Для многих общественные прощальные церемонии были единственной возможностью проявить свою скорбь. Длились они обычно недолго — около часа. Впрочем, Нине казалось, что длилось это целую вечность: в конце концов, карпейка никого потеряла в балтийских краях.
Когда протофон девушки завибрировал от оповещения, она посмотрела на экран — на нём выпало сообщение об оплате выполненной доставки.
Над ухом щёлкнул хлыст. Кончик ужалил предплечье.
— Не уважаешь чужую боль? — пророкотал сверху искажённый голос. В шаге от посыльной остановилась охотница. — Это должно тебя чему-нибудь научить!
Вместе с возгласом по телу прошлась плеть. Нина смиренно закусила губу. Раз, два, три. Выправилась, когда удары смолкли. Тыльная сторона ладони, предплечье и плечо были рассечены — по смуглой коже растекалась кровь. Несколько крупных капель попало на сумку. Вместе с ней промок и пакет. Бумага покраснела.
— Простите, — сквозь слёзы выдавила Нина и поджала руку к себе, — больше не повторится.
Евгений, очутившийся всего в паре метров от неё, с трудом сдержался, чтобы не ринуться подруге на помощь. Кулаки его сжались в порыве бессильного гнева. Только кровожадная охотница оглянулась, как Ливерий поник.
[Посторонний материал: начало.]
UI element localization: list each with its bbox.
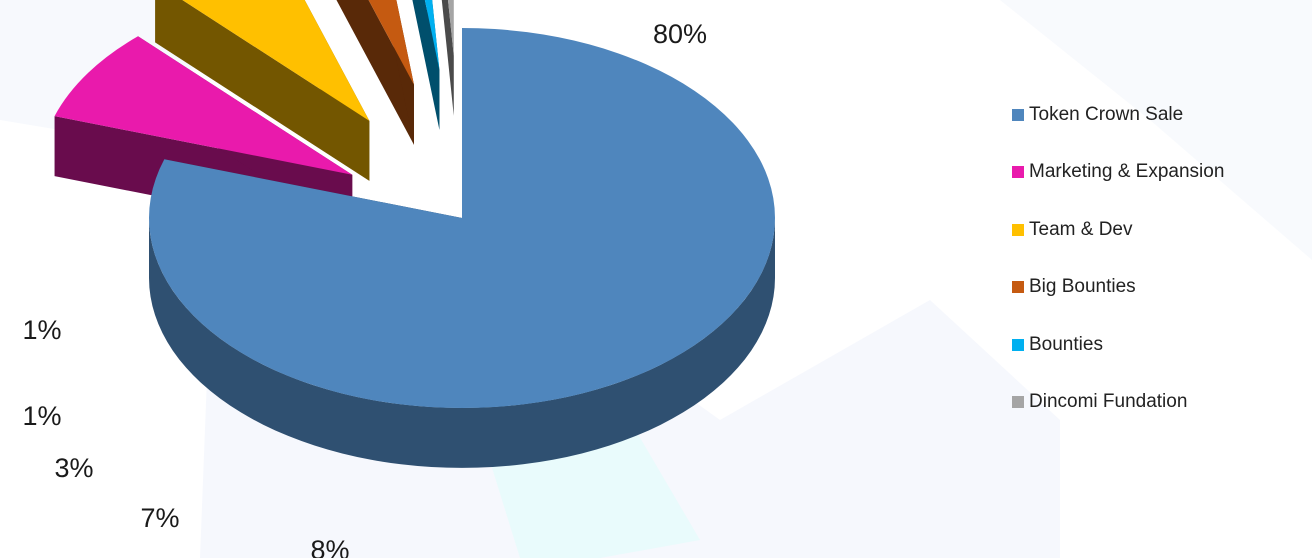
pie-slice-1 <box>148 28 776 468</box>
legend-label: Dincomi Fundation <box>1029 391 1188 413</box>
slice-label-6: 1% <box>22 315 61 345</box>
legend-item-1: Token Crown Sale <box>1012 86 1224 144</box>
legend-swatch <box>1012 338 1024 351</box>
legend-swatch <box>1012 396 1024 409</box>
legend-label: Marketing & Expansion <box>1029 161 1225 183</box>
legend-swatch <box>1012 166 1024 179</box>
legend-item-6: Dincomi Fundation <box>1012 374 1224 432</box>
legend-swatch <box>1012 223 1024 236</box>
legend-swatch <box>1012 108 1024 121</box>
pie-slice-4 <box>336 0 415 145</box>
legend-item-2: Marketing & Expansion <box>1012 144 1224 202</box>
legend-item-3: Team & Dev <box>1012 201 1224 259</box>
pie-slice-3 <box>155 0 370 181</box>
slice-label-5: 1% <box>22 401 61 431</box>
legend-label: Bounties <box>1029 333 1103 355</box>
legend-label: Token Crown Sale <box>1029 103 1184 125</box>
slice-label-2: 8% <box>310 535 349 558</box>
pie-slice-5 <box>412 0 440 130</box>
legend-label: Team & Dev <box>1029 218 1133 240</box>
slice-label-1: 80% <box>653 19 707 49</box>
slice-label-3: 7% <box>140 503 179 533</box>
chart-legend: Token Crown Sale Marketing & Expansion Tea… <box>1012 86 1224 431</box>
legend-swatch <box>1012 281 1024 294</box>
pie-slice-6 <box>441 0 454 116</box>
legend-item-4: Big Bounties <box>1012 259 1224 317</box>
legend-item-5: Bounties <box>1012 316 1224 374</box>
slice-label-4: 3% <box>54 453 93 483</box>
legend-label: Big Bounties <box>1029 276 1136 298</box>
— Разумеется, — удовлетворённо согласилась та, — ты больше так не будешь, — и возобновила обход.
Посмертный бой приостановился. До писка изломался сигнал. Репродукторы осипли.
Из динамиков поползли помехи. Зазвучавший давно забытый гимн наполнился тревожными шумами: среди торжественных напевов послышались болезненные стоны и звон, звон колокола и шёпот. Последний становился громче. Затем — отчаянный, ошеломляющий крик. Шёпот оформлялся словами: «Наступает наш Парад». Громкость постепенно нарастала. Приносимые с разгромленной ярмарки ароматы заглохли — на смену им пришли металл и пьянящая ржавчина. Волнуясь, забулькала вода.
Оцепенение спало. Люди, минутой прежде преисполнявшиеся скорбью, начали встревоженно переглядываться. Одномоментно они вышли из-под контроля служащих.
«Наш Парад».
Оборвался прощальный час. Взбунтовалась Дунари, и клюквой вспенилась вода. Брызги породили лужи. Зашипел под ними асфальт — поднялся густой пар. Вода продолжала темнеть. Набережную с монументом постепенно заливало. Минуя охотников, люди зачарованно потянулись к реке.
«Наш Парад».
— Кровореки! — заверещал выбежавший на набережную глашатай, чуть ли ни прыгая по головам. — Они вернулись! Как и было сказано в пророчестве!
Его окатило первым. Мальчишка замер, рыбой открывая рот. Ни слова больше он не произнёс.
Темнея, вода стала густеть.
— Назад! Всем назад! — Набережную оцепили красморовцы. Тут и там заискрились хлысты. — Прочь! Кому сказали?!
Из толпы тем временем послышалось:
— Что это за [напасть]?
Шеренгу красморовцев обошла со стороны статная женщина. На плечи её была накинута шинель — голову венчала фуражка с чернозорьским гербом. Нина почтительно опустила взгляд, когда признала в неизвестной ундину. Агенты лишь боязливо отступили, стоило той появиться рядом.